What Is a Leased Line in Networking?

A leased line, also known as a dedicated line, connects two locations for private voice and/or data telecommunication service. A leased line is not a dedicated cable; a leased line is actually a reserved circuit between two points.

Leased lines can span short or long distances. They maintain a single open circuit at all times, as opposed to traditional telephone services that reuse the same lines for many different conversations through a process called “switching.”

What Are Leased Lines Used For?

Leased lines are most commonly rented by businesses to connect branch offices of the organization. Leased lines guarantee bandwidth for network traffic between locations. For example, T1 leased lines are common and offer the same data rate as symmetric DSL (1.544 Mbps).

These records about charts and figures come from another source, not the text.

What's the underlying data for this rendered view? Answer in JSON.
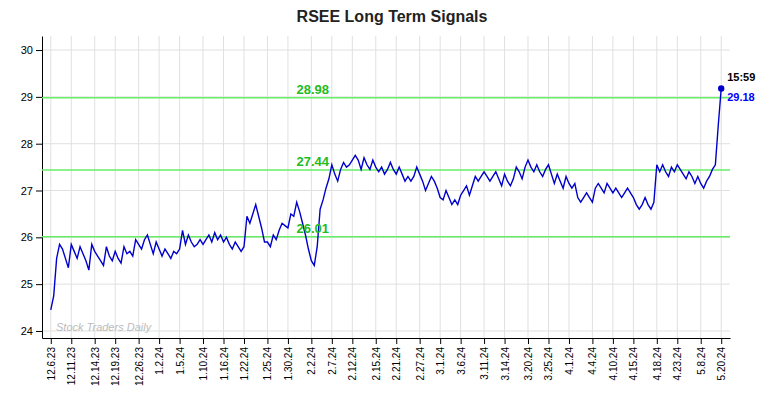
{
  "chart_data": {
    "type": "line",
    "title": "RSEE Long Term Signals",
    "categories": [
      "12.6.23",
      null,
      null,
      null,
      null,
      null,
      null,
      "12.11.23",
      null,
      null,
      null,
      null,
      null,
      null,
      null,
      "12.14.23",
      null,
      null,
      null,
      null,
      null,
      null,
      "12.19.23",
      null,
      null,
      null,
      null,
      null,
      null,
      null,
      "12.26.23",
      null,
      null,
      null,
      null,
      null,
      null,
      "1.2.24",
      null,
      null,
      null,
      null,
      null,
      null,
      "1.5.24",
      null,
      null,
      null,
      null,
      null,
      null,
      null,
      "1.10.24",
      null,
      null,
      null,
      null,
      null,
      null,
      "1.16.24",
      null,
      null,
      null,
      null,
      null,
      null,
      "1.22.24",
      null,
      null,
      null,
      null,
      null,
      null,
      null,
      "1.25.24",
      null,
      null,
      null,
      null,
      null,
      null,
      "1.30.24",
      null,
      null,
      null,
      null,
      null,
      null,
      null,
      "2.2.24",
      null,
      null,
      null,
      null,
      null,
      null,
      "2.7.24",
      null,
      null,
      null,
      null,
      null,
      null,
      "2.12.24",
      null,
      null,
      null,
      null,
      null,
      null,
      null,
      "2.15.24",
      null,
      null,
      null,
      null,
      null,
      null,
      "2.21.24",
      null,
      null,
      null,
      null,
      null,
      null,
      null,
      "2.27.24",
      null,
      null,
      null,
      null,
      null,
      null,
      "3.1.24",
      null,
      null,
      null,
      null,
      null,
      null,
      "3.6.24",
      null,
      null,
      null,
      null,
      null,
      null,
      null,
      "3.11.24",
      null,
      null,
      null,
      null,
      null,
      null,
      "3.14.24",
      null,
      null,
      null,
      null,
      null,
      null,
      null,
      "3.20.24",
      null,
      null,
      null,
      null,
      null,
      null,
      "3.25.24",
      null,
      null,
      null,
      null,
      null,
      null,
      "4.1.24",
      null,
      null,
      null,
      null,
      null,
      null,
      null,
      "4.4.24",
      null,
      null,
      null,
      null,
      null,
      null,
      "4.10.24",
      null,
      null,
      null,
      null,
      null,
      null,
      "4.15.24",
      null,
      null,
      null,
      null,
      null,
      null,
      null,
      "4.18.24",
      null,
      null,
      null,
      null,
      null,
      null,
      "4.23.24",
      null,
      null,
      null,
      null,
      null,
      null,
      null,
      "5.8.24",
      null,
      null,
      null,
      null,
      null,
      null,
      "5.20.24"
    ],
    "values": [
      24.45,
      24.75,
      25.55,
      25.85,
      25.75,
      25.55,
      25.35,
      25.85,
      25.7,
      25.55,
      25.8,
      25.65,
      25.5,
      25.3,
      25.85,
      25.7,
      25.6,
      25.5,
      25.4,
      25.8,
      25.6,
      25.5,
      25.7,
      25.55,
      25.45,
      25.8,
      25.65,
      25.7,
      25.6,
      25.95,
      25.85,
      25.75,
      25.95,
      26.05,
      25.85,
      25.65,
      25.9,
      25.75,
      25.6,
      25.75,
      25.65,
      25.55,
      25.7,
      25.65,
      25.75,
      26.15,
      25.85,
      26.05,
      25.9,
      25.8,
      25.85,
      25.95,
      25.85,
      25.95,
      26.05,
      25.9,
      26.1,
      25.95,
      26.05,
      25.9,
      26.0,
      25.85,
      25.75,
      25.9,
      25.8,
      25.7,
      25.8,
      26.45,
      26.3,
      26.5,
      26.7,
      26.45,
      26.2,
      25.9,
      25.9,
      25.8,
      26.05,
      25.95,
      26.15,
      26.3,
      26.25,
      26.2,
      26.5,
      26.45,
      26.75,
      26.55,
      26.3,
      26.05,
      25.75,
      25.5,
      25.4,
      25.8,
      26.6,
      26.8,
      27.05,
      27.25,
      27.55,
      27.35,
      27.2,
      27.45,
      27.6,
      27.5,
      27.55,
      27.65,
      27.75,
      27.65,
      27.45,
      27.7,
      27.55,
      27.45,
      27.65,
      27.5,
      27.4,
      27.5,
      27.35,
      27.45,
      27.6,
      27.45,
      27.35,
      27.5,
      27.35,
      27.2,
      27.3,
      27.2,
      27.3,
      27.5,
      27.35,
      27.2,
      27.0,
      27.15,
      27.3,
      27.2,
      27.05,
      26.85,
      26.8,
      27.0,
      26.85,
      26.7,
      26.8,
      26.7,
      26.9,
      27.0,
      27.1,
      26.9,
      27.1,
      27.3,
      27.2,
      27.3,
      27.4,
      27.3,
      27.2,
      27.3,
      27.4,
      27.25,
      27.1,
      27.35,
      27.2,
      27.1,
      27.25,
      27.5,
      27.4,
      27.25,
      27.5,
      27.65,
      27.5,
      27.4,
      27.55,
      27.4,
      27.3,
      27.45,
      27.55,
      27.35,
      27.15,
      27.35,
      27.2,
      27.05,
      27.3,
      27.15,
      27.05,
      27.15,
      26.85,
      26.75,
      26.85,
      26.95,
      26.85,
      26.75,
      27.05,
      27.15,
      27.05,
      26.95,
      27.15,
      27.05,
      26.95,
      27.05,
      26.95,
      26.85,
      26.95,
      27.05,
      26.95,
      26.85,
      26.7,
      26.6,
      26.7,
      26.85,
      26.7,
      26.6,
      26.75,
      27.55,
      27.4,
      27.55,
      27.4,
      27.3,
      27.5,
      27.4,
      27.55,
      27.45,
      27.35,
      27.25,
      27.4,
      27.3,
      27.15,
      27.3,
      27.15,
      27.05,
      27.2,
      27.3,
      27.45,
      27.55,
      28.4,
      29.18
    ],
    "color": "#0000cc",
    "ylim": [
      23.85,
      30.3
    ],
    "yticks": [
      24,
      25,
      26,
      27,
      28,
      29,
      30
    ],
    "grid": true,
    "hlines": [
      {
        "value": 28.98,
        "label": "28.98",
        "color": "#66ee66",
        "label_color": "#22bb22"
      },
      {
        "value": 27.44,
        "label": "27.44",
        "color": "#66ee66",
        "label_color": "#22bb22"
      },
      {
        "value": 26.01,
        "label": "26.01",
        "color": "#66ee66",
        "label_color": "#22bb22"
      }
    ],
    "annotations": [
      {
        "text": "15:59",
        "color": "#000000"
      },
      {
        "text": "29.18",
        "color": "#0000ff"
      },
      {
        "text": "Stock Traders Daily",
        "color": "#bbbbbb"
      }
    ]
  }
}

Individuals can theoretically also rent leased lines for high-speed Internet access, but their high cost deters most, and there are far more affordable home options available higher bandwidth than a simple dial-up phone line, including residential DSL and cable internet broadband service.

Fractional T1 lines, starting at 128 Kbps, reduce this cost somewhat and can be found in some apartment buildings and hotels.

Virtual Private Networks (VPNs) are an alternative technology to leased lines, allowing an organization to create a virtual and secure connection between locations, and even between locations and remote clients like employees.

Broadband Internet Services

For consumers looking for internet access, a leased line is generally not a feasible option. There are fast broadband internet connections available that are much more affordable.

Access to these broadband services varies depending on location. Generally, the further from a populated area you live, the fewer broadband options will be available.

Broadband options commonly available to consumers include:

  • Digital Subscriber Lines (DSL): DSL service uses existing telephone wiring to deliver broadband service. Voice telephone service does not use all of the broadband capacity of the telephone system’s copper twisted pair of wires, and DSL utilizes that free space.
  • Cable modems: Cable service represents another pre-existing wire into many homes. The coaxial cable is used to carry the additional broadband internet signal.
  • Wireless broadband: Wireless broadband uses a radio link between the user’s location and the service provider’s facility. Range is limited, making availability more limited as well.
  • Wireless cell phone internet: Broadband service is often available using 3G and 4G cellular signals that are commonly used by smartphones. Though not as fast as DSL or cable and it can be expensive if you have high data usage, it is a faster option than dial-up for rural customers.
  • Satellite broadband: Satellite broadband service may be the only broadband service available in rural areas. The service often accompanies satellite television service and uses the same receiver for downloading. Speed, however, is not as fast as other services, but it is much faster than dial-up service.